2- conformité avec la réalité culturelle et les exigences des Tchadiens : L’arabe tchadien est parlé par une grande partie de la population, comme langue véhiculaire, du sud au nord, de l’ouest à l’est et au centre du pays.

3- facilitation de l’intégration régionale : Le Tchad est membre de la Ligue arabe et voisin de pays arabophones comme le Soudan et la Libye. L’arabe facilite les échanges économiques et diplomatiques.

Ceux qui critiquent cette décision semblent déconnectés de la réalité tchadienne, comme s’ils vivaient sur une autre planète. Qu'ils nous expliquent pourquoi ils n’ont jamais contesté l’obligation du français, une langue étrangère et imposée. L’arabe est ancré dans notre culture, parlé par des millions de Tchadiens.
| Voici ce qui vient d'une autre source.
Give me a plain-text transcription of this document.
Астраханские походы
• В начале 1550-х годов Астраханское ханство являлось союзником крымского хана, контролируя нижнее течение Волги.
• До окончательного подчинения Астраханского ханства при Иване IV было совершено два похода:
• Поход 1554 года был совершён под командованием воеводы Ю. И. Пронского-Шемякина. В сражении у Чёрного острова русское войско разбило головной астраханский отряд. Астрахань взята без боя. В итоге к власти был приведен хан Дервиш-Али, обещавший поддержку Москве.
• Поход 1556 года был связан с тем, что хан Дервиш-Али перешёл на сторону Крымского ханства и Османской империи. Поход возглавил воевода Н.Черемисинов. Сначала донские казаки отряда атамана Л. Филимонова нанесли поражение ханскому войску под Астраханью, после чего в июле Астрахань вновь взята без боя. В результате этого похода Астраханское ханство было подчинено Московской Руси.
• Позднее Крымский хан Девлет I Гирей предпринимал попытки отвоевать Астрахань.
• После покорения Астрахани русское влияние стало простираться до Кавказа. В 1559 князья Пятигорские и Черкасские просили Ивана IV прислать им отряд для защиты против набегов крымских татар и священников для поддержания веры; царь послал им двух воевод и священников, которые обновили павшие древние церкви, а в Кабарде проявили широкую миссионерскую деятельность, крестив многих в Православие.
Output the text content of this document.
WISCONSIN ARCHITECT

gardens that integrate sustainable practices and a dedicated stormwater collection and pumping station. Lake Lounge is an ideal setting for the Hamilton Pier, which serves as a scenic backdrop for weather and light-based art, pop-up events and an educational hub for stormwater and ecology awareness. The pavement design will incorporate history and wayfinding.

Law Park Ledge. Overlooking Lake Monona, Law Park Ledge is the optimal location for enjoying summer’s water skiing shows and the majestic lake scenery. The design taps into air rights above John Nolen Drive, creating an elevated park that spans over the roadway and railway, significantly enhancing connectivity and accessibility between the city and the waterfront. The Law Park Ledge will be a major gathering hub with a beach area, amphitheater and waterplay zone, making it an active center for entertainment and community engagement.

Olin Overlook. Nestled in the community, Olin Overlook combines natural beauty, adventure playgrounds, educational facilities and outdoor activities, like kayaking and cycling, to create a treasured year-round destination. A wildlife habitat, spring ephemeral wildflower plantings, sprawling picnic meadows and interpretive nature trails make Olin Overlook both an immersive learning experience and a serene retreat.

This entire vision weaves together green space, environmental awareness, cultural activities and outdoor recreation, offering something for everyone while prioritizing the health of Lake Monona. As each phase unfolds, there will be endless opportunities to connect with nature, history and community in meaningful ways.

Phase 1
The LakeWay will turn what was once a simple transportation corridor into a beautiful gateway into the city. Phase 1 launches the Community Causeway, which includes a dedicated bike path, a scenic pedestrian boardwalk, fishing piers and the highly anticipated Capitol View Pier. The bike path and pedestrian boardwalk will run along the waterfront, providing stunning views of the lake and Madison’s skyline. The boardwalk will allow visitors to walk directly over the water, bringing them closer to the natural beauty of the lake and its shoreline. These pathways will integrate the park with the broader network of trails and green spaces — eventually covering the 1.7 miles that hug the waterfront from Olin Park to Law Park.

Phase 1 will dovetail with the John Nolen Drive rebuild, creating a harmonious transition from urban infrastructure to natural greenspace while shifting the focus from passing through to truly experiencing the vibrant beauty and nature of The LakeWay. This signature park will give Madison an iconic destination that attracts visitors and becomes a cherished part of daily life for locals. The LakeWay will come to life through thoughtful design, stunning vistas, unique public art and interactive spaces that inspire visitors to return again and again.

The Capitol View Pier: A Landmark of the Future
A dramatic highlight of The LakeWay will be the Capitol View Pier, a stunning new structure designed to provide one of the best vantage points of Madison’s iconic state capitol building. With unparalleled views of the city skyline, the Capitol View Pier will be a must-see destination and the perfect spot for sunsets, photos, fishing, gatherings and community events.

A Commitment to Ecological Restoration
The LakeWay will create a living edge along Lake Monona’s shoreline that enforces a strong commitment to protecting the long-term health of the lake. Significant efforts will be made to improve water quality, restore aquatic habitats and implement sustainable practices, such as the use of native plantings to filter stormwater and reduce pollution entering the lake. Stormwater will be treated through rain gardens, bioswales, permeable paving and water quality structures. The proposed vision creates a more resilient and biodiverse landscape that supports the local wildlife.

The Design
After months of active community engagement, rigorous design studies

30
Comment oser ignorer cette réalité, tout en s'accrochant à des normes héritées d'un passé colonial ? Ceux qui refusent l'arabe, tout en acceptant le français, ne sont rien d’autre que des héritiers d’une vision déformée, obsolète et aliénante de notre identité. Il est temps d'intégrer pleinement l'arabe dans notre système éducatif pour rétablir une véritable égalité linguistique.

Soutien au ministre d'État, Dr. Alhabo l'homme aux compétences avérées, à l'expertise reconnue et au leadership éclairé. Le Tchad doit avancer et se refonder sous le gouvernement de la Cinquième République.